Es un hecho que en los momentos más cansados de alguna situación adversa, se busca un descanso y una palabra de aliento, pero curiosamente parece que dejamos de pensar de manera autónoma para exigir soluciones prefabricadas y hasta casi mágicas como si fuera una fórmula y así no procede la sabiduría de Dios.

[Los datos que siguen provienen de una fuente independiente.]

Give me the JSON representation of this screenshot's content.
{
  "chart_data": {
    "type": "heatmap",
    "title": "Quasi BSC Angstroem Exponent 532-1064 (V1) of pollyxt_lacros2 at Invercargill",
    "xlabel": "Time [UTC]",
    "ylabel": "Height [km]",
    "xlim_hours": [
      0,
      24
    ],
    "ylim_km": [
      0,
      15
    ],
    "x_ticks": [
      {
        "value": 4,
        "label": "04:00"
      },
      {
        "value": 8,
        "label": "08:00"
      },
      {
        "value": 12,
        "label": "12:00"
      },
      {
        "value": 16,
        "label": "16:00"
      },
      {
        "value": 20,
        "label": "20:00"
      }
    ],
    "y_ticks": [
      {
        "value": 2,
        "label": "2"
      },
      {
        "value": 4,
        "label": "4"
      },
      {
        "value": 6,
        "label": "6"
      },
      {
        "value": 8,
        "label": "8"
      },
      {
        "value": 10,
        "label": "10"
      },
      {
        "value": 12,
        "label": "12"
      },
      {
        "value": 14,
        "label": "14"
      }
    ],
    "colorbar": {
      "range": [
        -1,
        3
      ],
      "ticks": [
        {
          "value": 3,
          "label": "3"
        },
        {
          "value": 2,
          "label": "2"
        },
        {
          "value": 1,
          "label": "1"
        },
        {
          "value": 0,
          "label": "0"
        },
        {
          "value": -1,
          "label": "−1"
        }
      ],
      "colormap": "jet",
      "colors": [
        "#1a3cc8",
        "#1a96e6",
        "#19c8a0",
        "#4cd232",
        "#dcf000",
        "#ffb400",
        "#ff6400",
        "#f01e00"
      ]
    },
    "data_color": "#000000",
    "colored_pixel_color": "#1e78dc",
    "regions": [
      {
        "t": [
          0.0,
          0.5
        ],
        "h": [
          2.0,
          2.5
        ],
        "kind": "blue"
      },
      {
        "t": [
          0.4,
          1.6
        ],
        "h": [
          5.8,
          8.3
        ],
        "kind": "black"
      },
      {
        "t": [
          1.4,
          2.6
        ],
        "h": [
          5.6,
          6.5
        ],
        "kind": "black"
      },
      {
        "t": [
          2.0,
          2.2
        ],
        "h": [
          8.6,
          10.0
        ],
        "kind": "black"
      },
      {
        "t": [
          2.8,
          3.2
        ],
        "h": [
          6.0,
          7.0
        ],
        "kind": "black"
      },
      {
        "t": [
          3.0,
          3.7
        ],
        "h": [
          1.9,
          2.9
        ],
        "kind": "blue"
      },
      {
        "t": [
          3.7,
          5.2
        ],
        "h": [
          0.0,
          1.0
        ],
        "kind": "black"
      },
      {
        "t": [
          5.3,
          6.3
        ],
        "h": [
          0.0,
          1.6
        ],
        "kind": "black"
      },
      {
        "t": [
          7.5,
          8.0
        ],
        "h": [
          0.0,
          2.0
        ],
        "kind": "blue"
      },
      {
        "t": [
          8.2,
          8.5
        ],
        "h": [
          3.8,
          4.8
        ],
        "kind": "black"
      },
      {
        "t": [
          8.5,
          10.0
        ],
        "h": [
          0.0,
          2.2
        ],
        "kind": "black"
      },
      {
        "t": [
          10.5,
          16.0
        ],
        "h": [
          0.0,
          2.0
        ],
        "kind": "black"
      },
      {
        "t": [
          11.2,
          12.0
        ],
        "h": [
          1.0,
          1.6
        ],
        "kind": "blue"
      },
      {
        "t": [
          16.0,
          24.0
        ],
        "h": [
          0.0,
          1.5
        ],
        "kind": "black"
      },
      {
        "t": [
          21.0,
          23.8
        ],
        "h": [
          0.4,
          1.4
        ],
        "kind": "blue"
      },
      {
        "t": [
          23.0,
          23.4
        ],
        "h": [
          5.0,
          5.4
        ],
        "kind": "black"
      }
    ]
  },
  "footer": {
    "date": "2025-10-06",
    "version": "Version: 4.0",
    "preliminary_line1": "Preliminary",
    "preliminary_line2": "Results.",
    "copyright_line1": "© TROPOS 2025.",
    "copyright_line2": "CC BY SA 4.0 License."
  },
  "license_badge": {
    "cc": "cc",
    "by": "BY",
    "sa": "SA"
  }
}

Es muy claro el conjunto de signos y parábolas de Jesús, donde claramente marcan un libre camino de obras y actitudes que hablan del seguimiento del Señor, pero como que se nos dificulta asimilarlos y, aunque sean evidentes, preguntamos a manera de justificación ¿qué obras tenemos que hacer…? Necesitamos que nos digan exactamente con peras y manzanas para entender, y qué pena que sea así, porque implica una voluntad perezosa que en vez de ser responsable de sus actos, pretende seguir lo que le digan otros, estratégicamente para al no cumplirlos, echar culpas. 

Se acaban las iniciativas y vienen los tiempos de la espera del mandato para poder hacer algo, cuando el camino es claro.  Pues para empezar, hay que creer en Jesús y pedir sus dones para ser libres y no depender ni del qué dirán, ni del qué tengo que hacer, sino hacerlo y ya. Porque capacidad tenemos para ello y más, falta que la utilicemos com tal.